The CLI exposes three main commands: schema, live, and fresh.

Note

This is only an overview of the CLI. You should read the help message for more complete information (cornucopia --help)

Generating code

The code generation can be made either against a database that you manage or by letting Cornucopia manage an ephemeral database container for you.

schema: Automatic container management

The cornucopia schema command creates a new container, loads your schema(s), generates your queries and cleanups the container. You will need to provide the path to one or more schema files to build your queries against. This requires docker or podman to be installed.

live: Manual database management

If you want to manage the database yourself, use the cornucopia live command to connect to an arbitrary live database. You will need to provide the connection URL.
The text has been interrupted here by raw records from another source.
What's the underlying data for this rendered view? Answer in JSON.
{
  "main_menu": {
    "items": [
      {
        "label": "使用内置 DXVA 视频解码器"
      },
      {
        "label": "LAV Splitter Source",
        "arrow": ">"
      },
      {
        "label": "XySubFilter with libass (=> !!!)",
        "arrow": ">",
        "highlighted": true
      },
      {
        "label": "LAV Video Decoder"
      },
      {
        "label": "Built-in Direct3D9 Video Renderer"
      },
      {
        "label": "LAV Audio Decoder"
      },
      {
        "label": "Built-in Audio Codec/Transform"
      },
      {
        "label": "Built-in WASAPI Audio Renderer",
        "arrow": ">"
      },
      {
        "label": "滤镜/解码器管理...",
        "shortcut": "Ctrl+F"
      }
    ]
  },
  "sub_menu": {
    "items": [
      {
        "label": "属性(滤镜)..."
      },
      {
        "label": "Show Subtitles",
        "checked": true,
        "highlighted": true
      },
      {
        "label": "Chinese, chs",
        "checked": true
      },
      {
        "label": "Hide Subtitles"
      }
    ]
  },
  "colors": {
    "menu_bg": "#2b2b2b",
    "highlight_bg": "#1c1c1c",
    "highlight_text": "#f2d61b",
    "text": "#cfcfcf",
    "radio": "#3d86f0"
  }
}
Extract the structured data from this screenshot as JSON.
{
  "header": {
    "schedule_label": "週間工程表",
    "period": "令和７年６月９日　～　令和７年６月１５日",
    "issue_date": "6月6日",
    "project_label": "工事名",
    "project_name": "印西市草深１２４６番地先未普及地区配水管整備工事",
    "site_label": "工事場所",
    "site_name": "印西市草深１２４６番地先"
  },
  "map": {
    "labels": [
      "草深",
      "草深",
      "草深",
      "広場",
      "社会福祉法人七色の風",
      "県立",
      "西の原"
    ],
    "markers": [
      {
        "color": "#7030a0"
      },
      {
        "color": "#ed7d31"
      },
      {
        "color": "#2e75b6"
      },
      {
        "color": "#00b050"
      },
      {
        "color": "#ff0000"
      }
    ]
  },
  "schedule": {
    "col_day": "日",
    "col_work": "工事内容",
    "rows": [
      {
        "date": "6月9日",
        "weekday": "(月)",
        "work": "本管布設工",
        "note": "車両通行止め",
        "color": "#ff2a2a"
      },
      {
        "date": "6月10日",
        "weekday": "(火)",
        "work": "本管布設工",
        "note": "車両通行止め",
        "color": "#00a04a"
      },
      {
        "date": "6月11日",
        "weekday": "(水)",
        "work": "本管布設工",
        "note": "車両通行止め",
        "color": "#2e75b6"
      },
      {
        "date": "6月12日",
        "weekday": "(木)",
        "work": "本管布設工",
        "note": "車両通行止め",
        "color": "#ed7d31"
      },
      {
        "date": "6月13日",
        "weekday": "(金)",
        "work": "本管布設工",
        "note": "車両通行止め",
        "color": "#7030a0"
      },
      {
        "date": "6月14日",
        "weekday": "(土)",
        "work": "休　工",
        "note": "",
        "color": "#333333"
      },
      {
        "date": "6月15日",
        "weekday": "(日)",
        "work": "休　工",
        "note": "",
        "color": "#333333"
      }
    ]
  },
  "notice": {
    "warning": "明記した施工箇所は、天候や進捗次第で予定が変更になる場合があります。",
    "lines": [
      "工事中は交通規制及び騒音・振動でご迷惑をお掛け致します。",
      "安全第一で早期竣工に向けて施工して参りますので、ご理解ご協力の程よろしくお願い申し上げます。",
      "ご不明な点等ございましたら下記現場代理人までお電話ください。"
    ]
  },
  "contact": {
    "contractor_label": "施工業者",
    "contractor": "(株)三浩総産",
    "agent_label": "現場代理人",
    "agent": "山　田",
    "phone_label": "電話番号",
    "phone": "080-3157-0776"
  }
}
fresh: Temporary database on existing server

The cornucopia fresh command provides a middle-ground approach between schema and live. It connects to an existing PostgreSQL server, creates a temporary database, loads your schema files, generates your queries, and then drops the temporary database. This is useful when you have an existing PostgreSQL server but want the convenience of automatic schema loading without managing containers.

Example Usage

Here are some examples of using the different commands:

# Using schema command with container management
cornucopia schema schema.sql

# Using live command with existing database
cornucopia live postgresql://user:pass@localhost/mydb

# Using fresh command with existing server
cornucopia fresh schema.sql --url postgresql://user:pass@localhost

# Using fresh command with custom database name and search path
cornucopia fresh schema.sql --url postgresql://user:pass@localhost \
  --db-name my_temp_db \
  --search-path public,custom_schema

Useful flags

sync

By default, Cornucopia will generate asynchronous code, but it can also generate synchronous code using the --sync flag.

podman

You can use podman as a container manager by passing the -p or --podman flag.